BIO: If joy were a person, he’d bring both peace and frenzy. He’d be full of music, light, and energy that soothes even as it stirs us up. Eyes closed, wire-rim glasses in place, mandolin pressed against his ribs, joy would be Sam Bush on a stage. “I feel fortunate that when it’s time to play, no matter how I feel physically or mentally, once the downbeat starts, my mind goes to a place that’s all music,” says Bush. “The joy of the music comes to me and overtakes me sometimes — I just become part of the music.” That rapt merging of life and art fills Bush’s new album Storyman, a freewheeling collection that gleefully picks and chooses from jazz, folk, blues, reggae, country swing, and bluegrass to create a jubilant noise only classifiable as the Sam Bush sound.
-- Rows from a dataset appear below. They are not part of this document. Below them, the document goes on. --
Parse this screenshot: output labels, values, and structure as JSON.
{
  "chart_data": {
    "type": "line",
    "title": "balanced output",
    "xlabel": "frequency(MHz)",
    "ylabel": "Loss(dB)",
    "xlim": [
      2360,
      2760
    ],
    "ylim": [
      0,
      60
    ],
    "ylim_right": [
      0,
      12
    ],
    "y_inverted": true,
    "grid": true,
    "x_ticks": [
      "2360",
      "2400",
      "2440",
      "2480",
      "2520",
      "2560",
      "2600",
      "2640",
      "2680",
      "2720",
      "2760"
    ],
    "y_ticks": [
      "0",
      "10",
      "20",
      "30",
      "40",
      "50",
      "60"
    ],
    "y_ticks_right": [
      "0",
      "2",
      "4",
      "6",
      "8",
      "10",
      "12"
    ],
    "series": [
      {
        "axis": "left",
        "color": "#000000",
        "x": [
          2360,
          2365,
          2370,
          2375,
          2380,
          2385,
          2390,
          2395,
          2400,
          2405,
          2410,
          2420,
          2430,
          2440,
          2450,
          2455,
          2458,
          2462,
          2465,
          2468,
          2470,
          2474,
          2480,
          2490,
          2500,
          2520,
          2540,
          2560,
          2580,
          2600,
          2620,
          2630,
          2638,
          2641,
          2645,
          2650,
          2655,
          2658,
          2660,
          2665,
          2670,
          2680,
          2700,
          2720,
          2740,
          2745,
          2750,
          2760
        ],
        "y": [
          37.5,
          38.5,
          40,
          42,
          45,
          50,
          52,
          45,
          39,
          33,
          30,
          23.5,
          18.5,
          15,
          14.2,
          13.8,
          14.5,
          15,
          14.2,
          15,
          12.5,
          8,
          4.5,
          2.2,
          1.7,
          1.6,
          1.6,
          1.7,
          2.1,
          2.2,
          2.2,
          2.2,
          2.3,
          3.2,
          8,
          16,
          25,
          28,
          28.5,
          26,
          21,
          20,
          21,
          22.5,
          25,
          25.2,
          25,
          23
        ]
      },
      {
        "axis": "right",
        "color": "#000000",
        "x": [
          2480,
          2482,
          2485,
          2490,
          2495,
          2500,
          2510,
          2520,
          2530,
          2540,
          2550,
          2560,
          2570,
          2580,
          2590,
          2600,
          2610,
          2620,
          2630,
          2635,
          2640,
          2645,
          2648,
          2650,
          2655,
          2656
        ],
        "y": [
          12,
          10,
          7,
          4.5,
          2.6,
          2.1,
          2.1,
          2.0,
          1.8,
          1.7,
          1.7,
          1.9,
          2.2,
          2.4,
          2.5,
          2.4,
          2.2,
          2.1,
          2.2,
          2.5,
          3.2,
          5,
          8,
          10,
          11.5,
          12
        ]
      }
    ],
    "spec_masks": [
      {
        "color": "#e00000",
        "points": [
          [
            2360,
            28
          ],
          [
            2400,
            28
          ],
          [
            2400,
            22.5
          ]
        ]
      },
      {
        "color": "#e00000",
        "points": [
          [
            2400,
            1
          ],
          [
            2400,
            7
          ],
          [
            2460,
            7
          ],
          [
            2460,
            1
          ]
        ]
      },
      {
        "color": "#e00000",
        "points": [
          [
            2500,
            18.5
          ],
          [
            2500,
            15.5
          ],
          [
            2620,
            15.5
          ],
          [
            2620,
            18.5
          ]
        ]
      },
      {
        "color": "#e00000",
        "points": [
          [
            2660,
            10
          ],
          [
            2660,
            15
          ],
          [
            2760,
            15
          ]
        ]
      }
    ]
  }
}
Many of the songs are stories –several of them true — and the legendary mandolin player co-wrote every one of them with friends including Guy Clark, Emmylou Harris, Jon Randall Stewart, Jeff Black, and others. “I’m hoping it just kind of flows for people and makes them go, ‘Hey! It’s a Sam record. It sounds like Sam and the band,'” Bush says. “But for the first time ever, I also find myself thinking, ‘I hope you enjoy the stories.’ It’s my singer-songwriter record.”